En este rasgo de los obituarios, sobre todo en medios de comunicación alineados por la derecha, se percibe un cierto tufo a franquismo residual. No explícito, por supuesto, sino indirecto y sofisticado. Así que uno tiene la fundada sospecha de que el empeño de acercarse a la figura de Carrillo sin ver otra cosa que el baldón de Paracuellos es una especie de burladero, más o menos consciente, de seguir justificando a los instigadores del golpe de Estado de 1936, que nos llevaron a una sangrienta guerra civil.

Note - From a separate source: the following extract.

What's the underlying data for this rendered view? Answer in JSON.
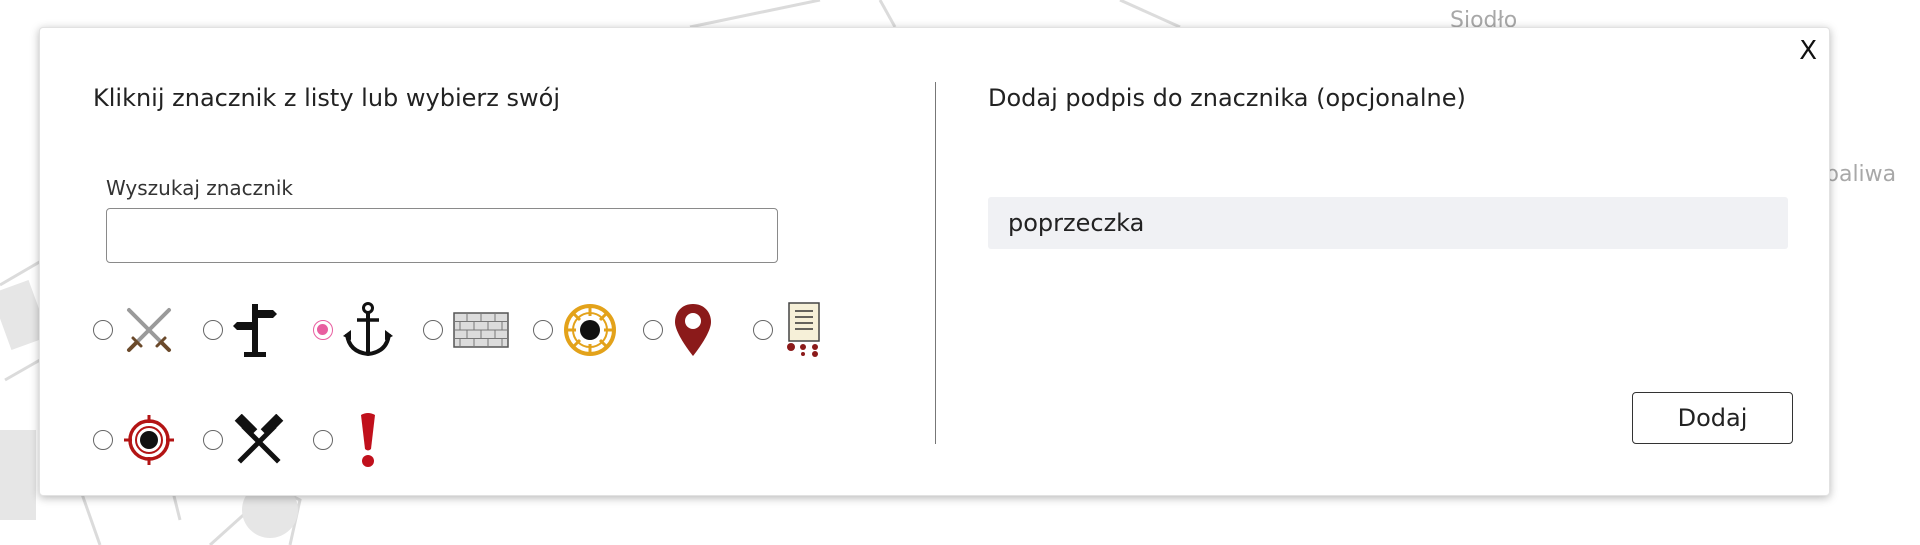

Quede claro. No se trata de olvidar el episodio de Paracuellos sino de recordar la obligación que todos los comunicadores tenemos de contextualizar los acontecimientos y de no exagerar su peso en la biografía de Santiago Carrillo. Personalmente prefiero reconocer en él a una de esas pocas personas claves en la feliz recuperación de la democracia canalizando la formidable fuerza movilizadora del PCE de entonces hacia a la más patriótica y más generosa de las causas: la reconciliación nacional.